The Last Face, Sean Penn, USA

The Last FaceBetween the civil war in Liberia and that in South Sudan, passing through Sierra Leone, Dr. Petersen (Charlize Theron) and Dr. Miguel Leon (Javier Bardem), who do not share the same view on humanitarian work, live a love story full of twists.

Two films coexist in The Last Face: a sort of documentary on the horrors of wars in Africa and a Hollywood love film in the style of The Year of Living Dangerously. The first is effective, thus salutary to awaken our ever-low tension consciousness when it comes to Africa.

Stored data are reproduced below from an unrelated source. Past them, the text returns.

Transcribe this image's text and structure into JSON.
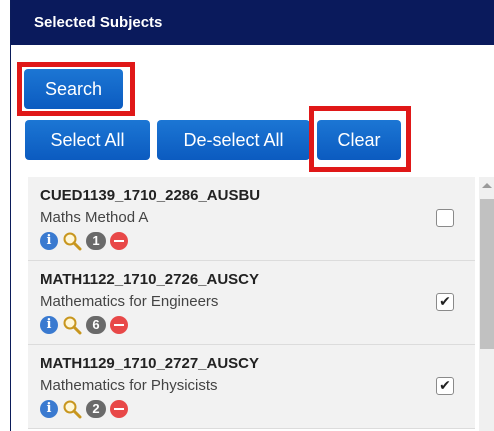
{
  "header": {
    "title": "Selected Subjects"
  },
  "buttons": {
    "search": "Search",
    "select_all": "Select All",
    "deselect_all": "De-select All",
    "clear": "Clear"
  },
  "subjects": [
    {
      "code": "CUED1139_1710_2286_AUSBU",
      "name": "Maths Method A",
      "count": "1",
      "checked": false
    },
    {
      "code": "MATH1122_1710_2726_AUSCY",
      "name": "Mathematics for Engineers",
      "count": "6",
      "checked": true
    },
    {
      "code": "MATH1129_1710_2727_AUSCY",
      "name": "Mathematics for Physicists",
      "count": "2",
      "checked": true
    }
  ],
  "icons": {
    "info": "info-icon",
    "search": "magnifier-icon",
    "remove": "remove-icon",
    "check_glyph": "✔"
  },
  "colors": {
    "header_bg": "#0a1a5c",
    "button_bg": "#0b5bc0",
    "highlight": "#e01818",
    "remove": "#e84848",
    "badge": "#6a6a6a"
  }
}
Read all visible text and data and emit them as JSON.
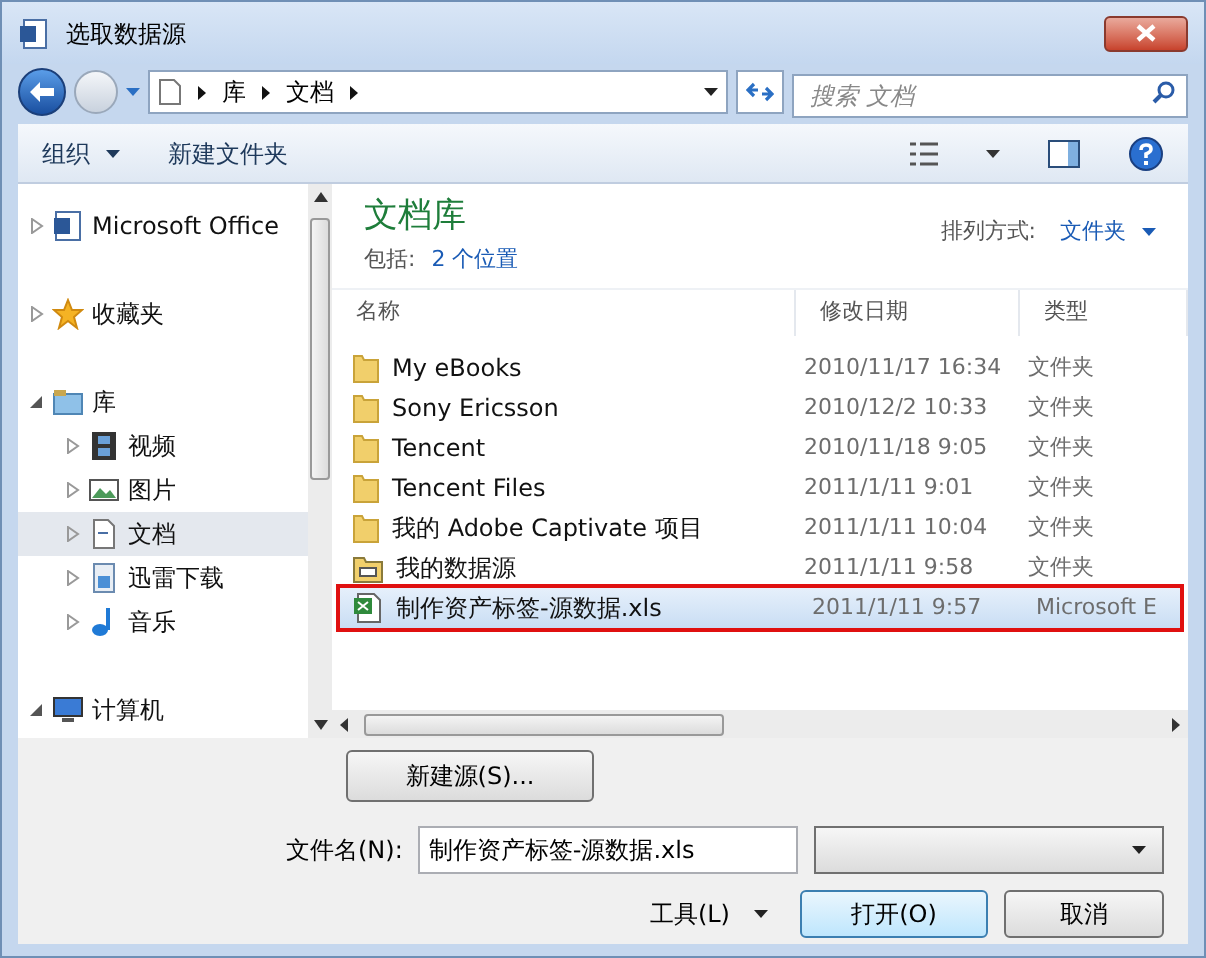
{
  "window": {
    "title": "选取数据源"
  },
  "address": {
    "crumbs": [
      "库",
      "文档"
    ]
  },
  "search": {
    "placeholder": "搜索 文档"
  },
  "toolbar": {
    "organize": "组织",
    "new_folder": "新建文件夹"
  },
  "sidebar": {
    "items": [
      {
        "label": "Microsoft Office",
        "expanded": false,
        "selected": false
      },
      {
        "label": "收藏夹",
        "expanded": false,
        "selected": false
      },
      {
        "label": "库",
        "expanded": true,
        "selected": false,
        "children": [
          {
            "label": "视频",
            "expanded": false,
            "selected": false
          },
          {
            "label": "图片",
            "expanded": false,
            "selected": false
          },
          {
            "label": "文档",
            "expanded": false,
            "selected": true
          },
          {
            "label": "迅雷下载",
            "expanded": false,
            "selected": false
          },
          {
            "label": "音乐",
            "expanded": false,
            "selected": false
          }
        ]
      },
      {
        "label": "计算机",
        "expanded": true,
        "selected": false
      }
    ]
  },
  "library": {
    "title": "文档库",
    "includes_label": "包括:",
    "includes_link": "2 个位置",
    "arrange_label": "排列方式:",
    "arrange_value": "文件夹"
  },
  "table": {
    "columns": [
      "名称",
      "修改日期",
      "类型"
    ],
    "rows": [
      {
        "name": "My eBooks",
        "date": "2010/11/17 16:34",
        "type": "文件夹",
        "kind": "folder",
        "selected": false
      },
      {
        "name": "Sony Ericsson",
        "date": "2010/12/2 10:33",
        "type": "文件夹",
        "kind": "folder",
        "selected": false
      },
      {
        "name": "Tencent",
        "date": "2010/11/18 9:05",
        "type": "文件夹",
        "kind": "folder",
        "selected": false
      },
      {
        "name": "Tencent Files",
        "date": "2011/1/11 9:01",
        "type": "文件夹",
        "kind": "folder",
        "selected": false
      },
      {
        "name": "我的 Adobe Captivate 项目",
        "date": "2011/1/11 10:04",
        "type": "文件夹",
        "kind": "folder",
        "selected": false
      },
      {
        "name": "我的数据源",
        "date": "2011/1/11 9:58",
        "type": "文件夹",
        "kind": "datasource",
        "selected": false
      },
      {
        "name": "制作资产标签-源数据.xls",
        "date": "2011/1/11 9:57",
        "type": "Microsoft E",
        "kind": "excel",
        "selected": true
      }
    ]
  },
  "new_source_button": "新建源(S)...",
  "filename": {
    "label": "文件名(N):",
    "value": "制作资产标签-源数据.xls"
  },
  "tools_button": "工具(L)",
  "open_button": "打开(O)",
  "cancel_button": "取消"
}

The second is contrived and artificial. Even indecent.

Elle, Paul Verhoeven, Netherlands – France

ElleMichèle (Isabelle Huppert) runs a large company that creates ultra-violent video games. One evening, she is raped in her villa. More troubled than shocked, she sets out to find her attacker.

The director of Robocop and Basic Instinct offers Isabelle Huppert a role that suits her. An unflappable, cold-blooded character, not at all family-friendly, a high-risk lover, and a friend of doubtful reliability, Michèle will likely quickly enter the pantheon of remarkable characters in French cinema.

Forushande (The Salesman), Asghar Farhadi, Iran

The SalesmanEmad (Shahab Hosseini) and Rana (Taraneh Alidoosti), a couple of actors living in Tehran, move into a new apartment. One evening, while she is alone, Rana inadvertently leaves the door open. A stranger enters and attacks her while she is having a shower.

Another rape! The second on this last day of the festival. But Farhadi’s purpose is much weightier than that of Verhoeven. In today’s perplexing Iran (where veiled actresses perform Arthur Miller), it is a reflection on the legitimacy of the battles we fight on behalf of others and forgiveness. It is both modest, generous, and terribly unsettling. With an open ending that is anything but conclusive.

The predictions remain, or rather THE FAVORITES:

For my part, let’s say I would be disappointed if the awards list is not enriched with the following quartet:

  • Ma Loute (Bruno Dumont- France)
  • Toni Erdmann (Maren Ade-Germany)

  • Aquarius (Kleber Mendonça Filho- Brazil)

  • Bacalaureat (Cristian Mungiu- Romania)

However, I wouldn’t mind if, beyond his film of the year, Pedro Almodovar is rewarded in some way for his entire body of work (I’m repeating myself, I’ve said this several times on this blog in previous years!).